【175話】危ない集団の捜索
【アウトローズ】一斉確保という厄介な依頼を受けた俺たち。
グラス街で彼らが潜伏しているであろう場所をイヴさんから教えられ、その場所を順々に巡り彼らを捕まえるという単純な作業をすることになった。
──正直気乗りはしない。
イヴさんによると、【アウトローズ】の面々は一部の仲間が衛兵に捕まったことを知っており、かなり焦っている状態らしい。
捕まるようなことをしてきたくせに、いざ不利な状況になった時に慌てるのは意味が分からないが、追い詰められたやつほど何をするか想定しにくい。
危険度二割増くらいに考えておいた方が良さそうだな。
「アレン、アイリス、こっちは大丈夫そうだ」
「分かった。前線上げるよ」
現在【エクスポーション】は二手に分かれて【アウトローズ】を探している。
俺、アレン、アイリスの三人を要したチーム『人格者』
モナ、ヴィラン、アウグストの三人を要したチーム『本能』
……チーム名は物議を醸したが、このチーム名を考案して勝手に押し付けてきたのはイヴさんだ。断じて、パーティ内から出たものじゃない。
そして、ギフリエさんはイヴさんと共に冒険者ギルドへ残り、別の切り口から【アウトローズ】の所在地を調査している。
チーム『本能』がどんな進捗なのかは分からないが、こちらは順調に調査を進めていた。
『『人格者』チームの皆さん、そちらの様子はどうですか?』
頭にイヴさんの声が響く。
コンタクトという遠方からやり取りのできる特殊な魔法である。
「こっちは今のところ誰かいる気配はないですね。『本能』チームの方はどんな感じですか?」
『向こうも、まだ【アウトローズ】の発見には至っていないね。大丈夫、まだまだ始まったばかりですから』
励ましの言葉を聞き、俺たちは落ち着いた声音で返事を返す。
そうまだ始まったばかり。
焦る必要はない。というか、焦って失敗したりしたら、それこそ笑えない話だ。
「レオ、そこの角が見えない……先に頼めるか?」
「おっけ。……っ、よし。この路地も異常なし」
未探索の場所は段々と狭まる。
【アウトローズ】の常套手段として、物陰や死角からの奇襲があるとイヴさんから聞いた。
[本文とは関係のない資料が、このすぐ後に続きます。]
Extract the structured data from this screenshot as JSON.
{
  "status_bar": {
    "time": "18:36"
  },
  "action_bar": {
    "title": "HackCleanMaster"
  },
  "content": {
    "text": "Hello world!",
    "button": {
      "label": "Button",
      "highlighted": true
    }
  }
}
多分、アレンやアイリスにその手の卑怯な技が通用することはないだろうけど、念のためある程度の攻撃を喰らっても、大丈夫な俺が先頭で進んでいる。
「いませんね……」
「そうだね。でも、ここはちょっと静か過ぎるよ」
不気味なくらいに静寂が周囲を支配する。
ただの勘だが、ここに【アウトローズ】の冒険者が潜んでいるような気がしてならない。
はあ、嫌な役回りだな。
「冒険者同士で、戦わなきゃいけないなんて……おかしな話だよな」
呟いた言葉にアレンも頷いた。
「僕もそう思うよ。けど、道を踏み外した彼らを野放しにしておくのは危険だ。誰かがやらないといけないことなんだから仕方ないんだろうね」
「そうなんだろうけどなぁ……」
「レオは、あまり戦いたくなさそうだね」
「できることなら……でも、そんなこと言ってちゃダメだってことくらい分かってるよ」
また甘さを見せてしまうところだった。
そういう曖昧な線引きが結果、危険を招くことくらい嫌と言うほど知っているはずなのにな。
『躊躇してはいけませんよ』
肩がビクリと上擦った。
イヴさん、急に会話に割り込んで来ないでください。
びっくりして心臓止まるかと思ったわ。